As noted in the petition for certiorari filed by the deputies with the Supreme Court, most other circuits have resisted expanding the excessive force inquiry to encompass events leading up to the use of force. The Second Circuit case cited in the petition is illustrative.

As in Mendez , the police use of force at issue in Salem v. Proulx , 93 F.3d 86 (2d Cir. 1996), arose out of the pursuit of a wanted person, in that case a 14-year-old boy who had escaped from a juvenile detention center. An East Hartford, Connecticut police officer, who was working in plainclothes and (oddly) carrying only a personal handgun, sought to apprehend the boy. A confrontation ensued, the boy ran, and the officer ultimately caught up with him. That in turn led to a protracted struggle that several young children joined in and that ended elliptically and tragically: “During the 5 minute fight, Officer Proulx saw the barrel of his gun in Eric’s hand and he instinctively grabbed the handle and pulled the trigger,” killing the boy.

In pressing an excessive force claim, the boy’s estate argued that the officer had created the circumstances that resulted in the shooting and therefore that the force was unreasonable in violation of the Fourth Amendment. The Second Circuit rejected this:

Plaintiff additionally contends that Officer Proulx is liable for using excessive force because he created a situation in which the use of deadly force became necessary. Plaintiff faults Proulx for various violations of police procedure, such as failing to carry a radio or call for back-up, and also for failing to disengage when the other children entered the fray. However, Officer Proulx’s actions leading up to the shooting are irrelevant to the objective reasonableness of his conduct at the moment he decided to employ deadly force. The reasonableness inquiry depends only upon the officer’s knowledge of circumstances immediately prior to and at the moment that he made the split-second decision to employ deadly force.

Provocation in Supreme Court
In accepting review of the Ninth Circuit’s decision in Mendez, the Supreme Court agreed to consider the question “[w]hether the Ninth Circuit’s ‘provocation’ rule should be barred as it conflicts with Graham v. O’Connor.” In addressing that question, the court has a range of options.

Importantly, the Ninth and Second Circuit cases present very different situations. The provocation doctrine as articulated by the Ninth Circuit is premised upon officers having provoked the use of force by virtue of their preceding unlawful behavior (in the case of Mendez, barging into a home without a warrant or exigent circumstances). By contrast, the provocation in the Second Circuit case involved little more than a police officer initiating a sequence of events that ended with an otherwise justified use of force. One can easily envision the court categorically ruling out excessive force claims in the latter situation.

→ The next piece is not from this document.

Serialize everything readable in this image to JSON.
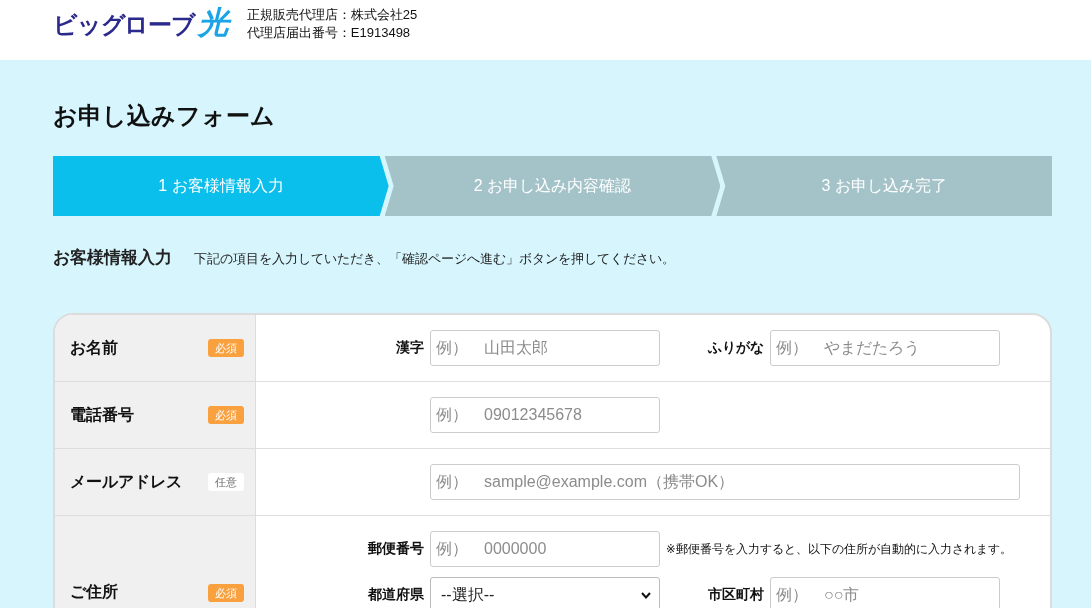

On the other hand, the notion that the Fourth Amendment considers only the circumstances “at the moment” of the use of force, as specified by the Second Circuit in Salem, is deeply problematic. One can easily envision scenarios where police officers engage in a whole range of unlawful and provocative actions that ultimately prompt civilians to defend themselves in a way—such as pointing a gun—that leads officers to use force, including firing their weapons. The Fourth Amendment should not be blind to such provocations.